À titre de comparaison, en 2022, aucune obligation à haut rendement n’avait été émise au Japon, tandis que les États-Unis ont enregistré plus de 100 milliards de dollars d’émissions. Pour les fonds d’investissement privés, la réforme représente une nouvelle opportunité. Ils peuvent acheter des entreprises par le biais de rachats avec effet de levier (ils achètent les actions principalement avec de l’argent emprunté, ce qui crée un effet de levier sur leur rendement), pour ensuite les introduire en Bourse.
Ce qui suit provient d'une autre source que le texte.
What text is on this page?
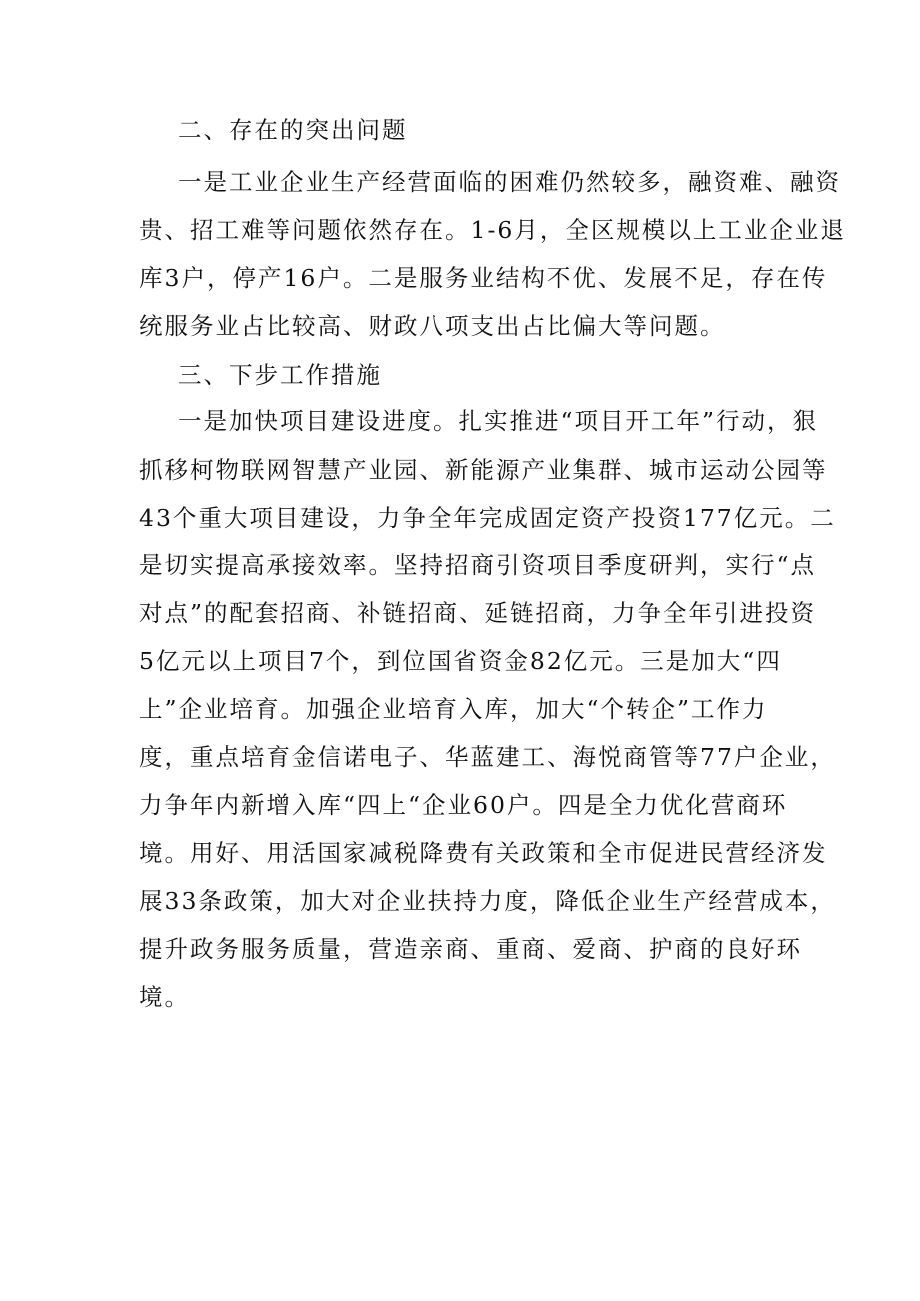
二、存在的突出问题
一是工业企业生产经营面临的困难仍然较多，融资难、融资
贵、招工难等问题依然存在。1-6月，全区规模以上工业企业退
库3户，停产16户。二是服务业结构不优、发展不足，存在传
统服务业占比较高、财政八项支出占比偏大等问题。
三、下步工作措施
一是加快项目建设进度。扎实推进“项目开工年”行动，狠
抓移柯物联网智慧产业园、新能源产业集群、城市运动公园等
43个重大项目建设，力争全年完成固定资产投资177亿元。二
是切实提高承接效率。坚持招商引资项目季度研判，实行“点
对点”的配套招商、补链招商、延链招商，力争全年引进投资
5亿元以上项目7个，到位国省资金82亿元。三是加大“四
上”企业培育。加强企业培育入库，加大“个转企”工作力
度，重点培育金信诺电子、华蓝建工、海悦商管等77户企业，
力争年内新增入库“四上“企业60户。四是全力优化营商环
境。用好、用活国家减税降费有关政策和全市促进民营经济发
展33条政策，加大对企业扶持力度，降低企业生产经营成本，
提升政务服务质量，营造亲商、重商、爱商、护商的良好环
境。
Le nombre de MBO (management buy outs), en l’occurrence 26 pour un total de 2,4 milliards, a également connu une forte augmentation. Il faut remonter à 2010 pour retrouver un chiffre aussi important. Là aussi, les réformes demandées font sentir leurs effets.
Le marché boursier japonais affiche un ratio cours/bénéfices de 14,2, une valorisation neutre sur la base des dernières décennies. La sélectivité sur ce marché est cruciale. Pourquoi ? Selon une étude de Zuhaur Kahn de l’UBP, un tiers des entreprises japonaises auraient encore une mauvaise gouvernance et freineraient les réformes. Cependant, le cours de leurs actions a tout de même augmenté dans l’euphorie des réformes sur le marché. Peter Tasker (Arcus Investment) est en partie d’accord, mais souligne néanmoins qu’il s’agit d’une opportunité que nous avons dû attendre 25 ans. En résumé, une belle occasion pour les gestionnaires actifs.
Les actions japonaises représentent 7 % du portefeuille. Le reste des marchés émergents s’élève à 18 %.
Jan Vergote est consultant et analyste financier indépendant.